Posted June 23, 2017

Bullet proof

For more than a decade, Temple University Hospital’s Amy Goldberg and Scott Charles have been teaching about the realities of gun violence.

Video Production: Gina Benigno and Louis Peluyera

Trauma surgeon Amy Goldberg knew early in her career that the treatment for gun violence existed beyond hospital walls. A teenage boy whose life she saved in the early 1990s made her see that prevention was a necessity.

When Goldberg met him for a follow-up appointment in a Baltimore trauma clinic during her fellowship, she learned that at 16 he had already dropped out of school.

“It occurred to me that I may not have really made as much of an impact on this patient as I thought I had—that I had actually sent him back to the community that had gotten him shot to begin with,” recalls Goldberg, chair of the Department of Surgery at the Lewis Katz School of Medicine.
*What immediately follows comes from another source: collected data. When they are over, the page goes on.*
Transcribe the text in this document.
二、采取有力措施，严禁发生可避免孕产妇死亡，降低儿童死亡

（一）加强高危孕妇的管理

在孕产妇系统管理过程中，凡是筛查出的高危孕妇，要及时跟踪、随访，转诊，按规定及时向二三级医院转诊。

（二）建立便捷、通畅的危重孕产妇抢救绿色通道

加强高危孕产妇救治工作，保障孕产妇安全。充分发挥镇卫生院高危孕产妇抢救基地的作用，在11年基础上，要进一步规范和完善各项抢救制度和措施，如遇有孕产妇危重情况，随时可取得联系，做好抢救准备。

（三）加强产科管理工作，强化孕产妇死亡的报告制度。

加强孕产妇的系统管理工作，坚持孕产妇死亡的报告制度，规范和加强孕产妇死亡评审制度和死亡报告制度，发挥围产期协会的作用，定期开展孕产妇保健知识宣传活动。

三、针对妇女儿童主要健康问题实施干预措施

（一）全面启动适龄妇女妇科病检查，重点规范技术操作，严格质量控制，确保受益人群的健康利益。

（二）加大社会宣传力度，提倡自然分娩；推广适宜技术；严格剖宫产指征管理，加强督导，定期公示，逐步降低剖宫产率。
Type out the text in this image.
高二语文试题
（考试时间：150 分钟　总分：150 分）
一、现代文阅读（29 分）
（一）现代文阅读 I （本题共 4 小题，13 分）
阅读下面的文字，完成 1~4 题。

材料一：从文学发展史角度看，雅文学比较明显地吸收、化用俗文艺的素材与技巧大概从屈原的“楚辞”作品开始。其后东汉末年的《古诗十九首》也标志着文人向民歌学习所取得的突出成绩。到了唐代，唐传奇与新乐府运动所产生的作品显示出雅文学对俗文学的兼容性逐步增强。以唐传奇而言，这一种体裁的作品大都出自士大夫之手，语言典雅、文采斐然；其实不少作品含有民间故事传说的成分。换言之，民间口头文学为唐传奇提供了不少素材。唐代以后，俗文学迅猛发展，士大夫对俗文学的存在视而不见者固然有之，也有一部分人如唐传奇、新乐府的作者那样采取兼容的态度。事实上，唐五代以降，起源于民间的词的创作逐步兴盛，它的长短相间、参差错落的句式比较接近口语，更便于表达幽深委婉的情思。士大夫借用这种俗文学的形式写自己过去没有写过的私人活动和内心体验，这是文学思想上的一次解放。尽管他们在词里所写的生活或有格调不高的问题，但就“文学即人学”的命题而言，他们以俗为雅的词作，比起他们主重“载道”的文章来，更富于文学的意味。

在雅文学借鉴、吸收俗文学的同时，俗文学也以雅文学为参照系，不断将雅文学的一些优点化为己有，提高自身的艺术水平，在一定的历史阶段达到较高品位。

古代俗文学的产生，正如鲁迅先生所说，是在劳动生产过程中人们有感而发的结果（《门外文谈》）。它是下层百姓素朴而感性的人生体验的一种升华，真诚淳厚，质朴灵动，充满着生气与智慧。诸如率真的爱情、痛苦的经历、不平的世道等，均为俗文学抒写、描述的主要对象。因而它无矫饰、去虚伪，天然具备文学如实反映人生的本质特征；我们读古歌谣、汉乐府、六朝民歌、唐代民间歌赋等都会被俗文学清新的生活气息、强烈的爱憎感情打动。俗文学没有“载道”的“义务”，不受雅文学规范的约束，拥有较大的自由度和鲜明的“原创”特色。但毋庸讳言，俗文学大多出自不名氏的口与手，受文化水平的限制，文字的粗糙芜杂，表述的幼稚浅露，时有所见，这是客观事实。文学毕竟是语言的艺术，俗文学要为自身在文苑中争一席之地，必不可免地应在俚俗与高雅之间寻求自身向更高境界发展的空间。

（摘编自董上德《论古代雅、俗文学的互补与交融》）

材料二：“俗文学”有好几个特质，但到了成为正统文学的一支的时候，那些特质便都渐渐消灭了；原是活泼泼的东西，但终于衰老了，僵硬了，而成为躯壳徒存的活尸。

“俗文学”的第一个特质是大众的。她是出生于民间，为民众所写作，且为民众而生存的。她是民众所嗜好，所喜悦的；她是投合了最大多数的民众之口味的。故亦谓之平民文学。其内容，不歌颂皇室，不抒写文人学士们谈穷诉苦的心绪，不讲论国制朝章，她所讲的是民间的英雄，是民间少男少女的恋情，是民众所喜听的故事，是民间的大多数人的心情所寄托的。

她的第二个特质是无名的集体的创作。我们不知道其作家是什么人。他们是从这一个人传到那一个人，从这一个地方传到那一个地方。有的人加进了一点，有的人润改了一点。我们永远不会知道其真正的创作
She knew then that she would never pass up the chance to do more to stop the crush of gun violence that plagues cities like Philadelphia, where a person is shot about every seven hours. More than two decades later, Goldberg keeps that commitment by helping to run Cradle to Grave, Temple University Hospital’s gun-violence education program.

Goldberg met her chance to do more in 2004: Scott Charles was working on a project at the time with eighth graders who wanted to know why their relatives, friends, classmates and neighbors kept dying in shootings. Charles brought his students to Temple University Hospital to meet Goldberg and get an inside look at what really happens when someone is shot.

During that lesson, Cradle to Grave was born. Charles soon joined the staff at Temple Hospital as trauma outreach coordinator, and he and Goldberg officially launched the program in 2006. Since then, they have educated more than 11,000 people—primarily at-risk youth who live in Philadelphia neighborhoods plagued by violence.

“Part of the mission of Cradle to Grave is just to slow everything down and take a moment, and to evaluate not only what they [the participants] have to lose, but what the person on the other side of gun that they might be pointing the gun at has to lose,” Charles says.

One of the things that I think we share is this desire to make things better despite all the evidence that would suggest that that’s impossible.”
-- Scott Charles, trauma outreach coordinator


Charles and Goldberg are a natural team, but they found their passion for gun violence prevention in drastically different ways. Charles’ first experiences with guns—and the devastation they can cause—came in childhood: He was 2 when his older brother was shot to death, 9 when his sister killed herself using a firearm and first carried a gun at 14.

As a young doctor, Goldberg’s love of anatomy drew her to trauma—and with that came victims of gun violence.

“I don’t know that you could bring two people together that had such different backgrounds where, in truth, there’s so much overlap,” Charles says. “One of the things that I think we share is this desire to make things better despite all the evidence that would suggest that that’s impossible.”

Without Charles and Cradle to Grave, Goldberg says she would be a frustrated trauma surgeon.

“Even though I still get frustrated, I at least know that we are doing something about it,” she says. “We are getting off the sidelines and really trying to make a difference in the community.”